• Using Benford’s law as an epidemiological tool for COVID-19 pandemic data analysis in Greece

    Kagkaras Odysseas1, Kariofylli Aikaterini-Danai2, Karpouzi Elisavet3, Koufopoulou Eirini4, Limnaios Dimitris5, Maneta Chrysa6

    1. Varvakeion Model High School, Mouson 29, 15452, Athens, Greece (E-mail: odysseaskagaras@gmail.com).
    2. Varvakeion Model High School, Mouson 29, 15452, Athens, Greece (E-mail: danaikariofylli@gmail.com).
    3. Varvakeion Model High School, Mouson 29, 15452, Athens, Greece (E-mail: elisavetkarpouzi@gmail.com).
    4. Varvakeion Model High School, Mouson 29, 15452, Athens, Greece (E-mail: renakouf6@gmail.com).
    5. Varvakeion Model High School, Mouson 29, 15452, Athens, Greece (E-mail: dimL05@outlook.com.gr).
    6. Varvakeion Model High School, Mouson 29, 15452, Athens, Greece (E-mail: chrysamaneta12@gmail.com).

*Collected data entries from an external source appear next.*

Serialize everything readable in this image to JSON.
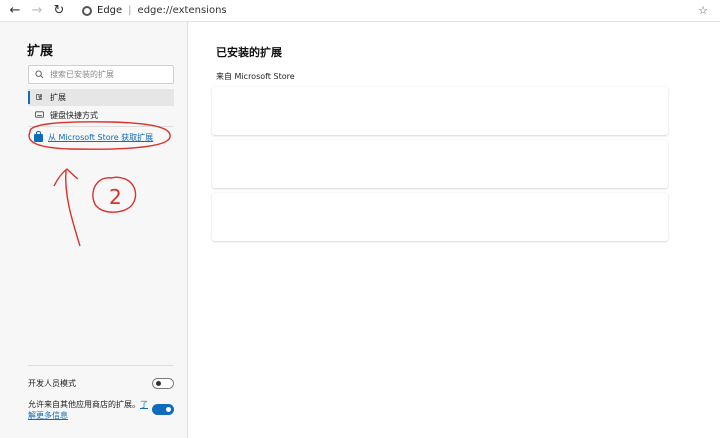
{
  "toolbar": {
    "back": "←",
    "forward": "→",
    "refresh": "↻",
    "browser_name": "Edge",
    "separator": "|",
    "url": "edge://extensions",
    "favorite": "☆"
  },
  "sidebar": {
    "title": "扩展",
    "search_placeholder": "搜索已安装的扩展",
    "items": [
      {
        "label": "扩展",
        "icon": "puzzle-icon",
        "active": true
      },
      {
        "label": "键盘快捷方式",
        "icon": "keyboard-icon",
        "active": false
      }
    ],
    "store_link": "从 Microsoft Store 获取扩展",
    "dev_mode_label": "开发人员模式",
    "allow_other_stores_text": "允许来自其他应用商店的扩展。",
    "learn_more": "了解更多信息"
  },
  "main": {
    "title": "已安装的扩展",
    "section_label": "来自 Microsoft Store",
    "cards": [
      {},
      {},
      {}
    ]
  },
  "annotation": {
    "number": "2",
    "color": "#d9312b"
  },
  "colors": {
    "accent": "#0f6cbd"
  }
}
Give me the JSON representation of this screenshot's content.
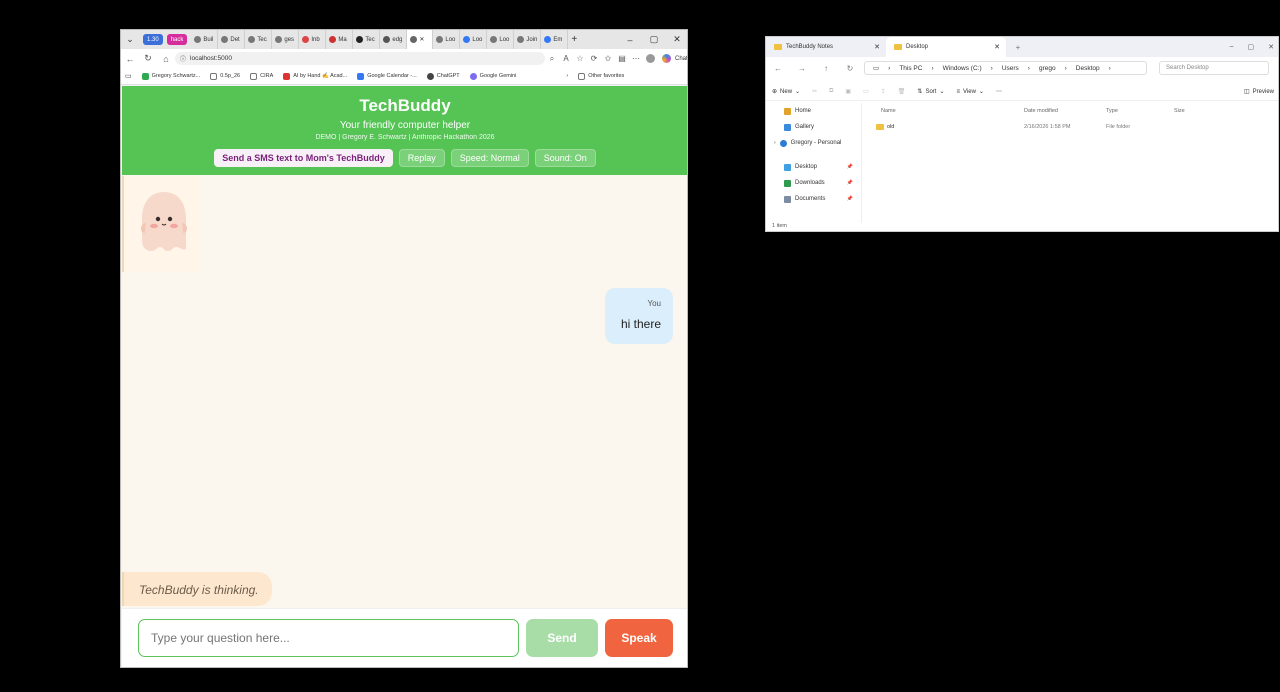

    Abstract: Have you ever imagined that nature may not be as uniform as it looks? Or that it may have a tendency toward smaller numbers? At the end of the 19th century, triggered by an observation that in logarithm tables the earlier pages (with numbers that started with 1) were much more worn than the other ones, the idea of Benford’s law was born. According to the law, in collections of numbers from empirical data, the leading digit is more likely to be small. In sets that obey Benford’s law, for instance, the number 1 appears as the leading digit about 30% of the time, while the number 9 less than 5%. Hence, this paper aims to examine the peculiarity of Benford’s law and to apply it in the context of the critical health situation we are experiencing today, the COVID-19 pandemic, to verify the validity of case & death statistics with the criterion of whether they follow this natural anomaly. It should be mentioned that the cases that are taken at time intervals of one month may deviate from the law, while overall -when the sample size is large- they follow it at a satisfactory level. On top of that, during our research, we were faced with an illusion known to psychologists as “bias of equal probability” (Flehinger, 1966); in a nutshell, it is a human tendency to think that “real” probability implies uniformity. But does it?

    Keywords: Benford’s law, COVID-19, logarithms, epidemiology, Greece.